Abstract

As an effective tool for visualizing neurodegeneration, high-resolution structural magnetism facilitates quantitative image analysis and clinical applications. Super-resolution reconstruction technology allows to improve the resolution of images without upgrading the scanning hardware. However, existing super-resolution techniques relied on paired image data sets and lacked further quantitative analysis of the generated images. In this study, we proposed a semi-supervised generative adversarial network (GAN) model for super-resolution of brain MRI, and the synthetic images were evaluated using various quantitative measures. This model adopted the cycle-consistency structure to allow for a mixture of unpaired data for training.
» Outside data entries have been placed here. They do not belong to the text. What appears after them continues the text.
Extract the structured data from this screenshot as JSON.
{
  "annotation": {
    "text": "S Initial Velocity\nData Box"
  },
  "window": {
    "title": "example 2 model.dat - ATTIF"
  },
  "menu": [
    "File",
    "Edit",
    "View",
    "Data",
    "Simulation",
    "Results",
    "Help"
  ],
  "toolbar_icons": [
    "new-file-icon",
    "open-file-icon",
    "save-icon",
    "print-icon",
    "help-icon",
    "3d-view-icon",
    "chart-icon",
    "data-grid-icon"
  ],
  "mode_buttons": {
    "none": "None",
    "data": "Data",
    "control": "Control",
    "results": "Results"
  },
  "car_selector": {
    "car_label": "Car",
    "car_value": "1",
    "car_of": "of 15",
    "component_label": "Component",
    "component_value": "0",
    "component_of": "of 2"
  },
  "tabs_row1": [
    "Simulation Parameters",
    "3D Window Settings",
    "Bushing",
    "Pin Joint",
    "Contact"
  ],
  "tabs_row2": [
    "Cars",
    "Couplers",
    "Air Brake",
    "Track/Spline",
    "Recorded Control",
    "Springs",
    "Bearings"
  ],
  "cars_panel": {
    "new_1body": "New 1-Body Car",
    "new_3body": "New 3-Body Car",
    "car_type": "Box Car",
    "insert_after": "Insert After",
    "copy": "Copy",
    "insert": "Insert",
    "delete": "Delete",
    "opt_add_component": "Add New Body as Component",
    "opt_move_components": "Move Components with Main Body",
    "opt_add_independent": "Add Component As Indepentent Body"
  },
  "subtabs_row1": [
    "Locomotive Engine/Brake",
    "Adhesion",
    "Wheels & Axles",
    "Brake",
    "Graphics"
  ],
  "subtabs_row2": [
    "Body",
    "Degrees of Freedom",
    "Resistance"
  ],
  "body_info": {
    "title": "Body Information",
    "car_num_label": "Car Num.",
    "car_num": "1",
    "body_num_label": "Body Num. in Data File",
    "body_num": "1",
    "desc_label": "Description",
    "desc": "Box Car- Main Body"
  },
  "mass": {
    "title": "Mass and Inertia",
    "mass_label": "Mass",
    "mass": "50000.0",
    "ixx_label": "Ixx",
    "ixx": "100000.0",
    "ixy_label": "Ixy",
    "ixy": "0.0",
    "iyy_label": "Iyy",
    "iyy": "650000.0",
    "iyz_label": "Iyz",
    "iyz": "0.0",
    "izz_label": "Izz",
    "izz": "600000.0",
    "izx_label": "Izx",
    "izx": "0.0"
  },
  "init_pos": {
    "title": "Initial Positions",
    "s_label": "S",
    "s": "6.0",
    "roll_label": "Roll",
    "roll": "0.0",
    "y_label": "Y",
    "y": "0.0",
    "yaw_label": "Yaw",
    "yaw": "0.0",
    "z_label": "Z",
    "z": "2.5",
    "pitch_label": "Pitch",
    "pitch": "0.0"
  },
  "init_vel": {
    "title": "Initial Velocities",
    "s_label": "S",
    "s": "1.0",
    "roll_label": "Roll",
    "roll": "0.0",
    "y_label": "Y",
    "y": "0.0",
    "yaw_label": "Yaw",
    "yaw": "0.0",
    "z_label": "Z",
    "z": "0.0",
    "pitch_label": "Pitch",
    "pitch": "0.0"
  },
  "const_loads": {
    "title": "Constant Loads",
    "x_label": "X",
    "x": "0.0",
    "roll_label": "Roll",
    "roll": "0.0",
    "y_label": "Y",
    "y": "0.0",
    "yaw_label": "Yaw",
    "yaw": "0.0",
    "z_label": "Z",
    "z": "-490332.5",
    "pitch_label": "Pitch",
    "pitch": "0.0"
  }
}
Perceptual loss was further introduced into the model to preserve detailed texture features at high frequencies. 363 subjects with both high-resolution (HR) and low-resolution (LR) scans and 217 subjects with HR scans only were used for model derivation, training, and validation. We extracted multiple voxel-based and surface-based morphological features of the synthetic and real 3D HR images for comparison. We further evaluated the synthetic images in the differential diagnosis of diseases. Our model achieved superior mean absolute error (0.049±0.021), mean squared error (0.0059±0.0043), peak signal-to-noise ratio (29.41±3.71), structural similarity index measure (0.914±0.048). Eight morphological metrics, both voxel-based and surface-based, showed significant agreement (P<0.0001). The gap of accuracy in disease diagnosis between synthetic and real HR images was within 5% and significantly outperformed the LR images. Our proposed model enables the reconstruction of HR MRI and could be used accurately for image quantification.Clinical relevance- Quantitative evaluation of the synthetic high-resolution images was used to determine whether the synthetic images have sufficient realism and diversity.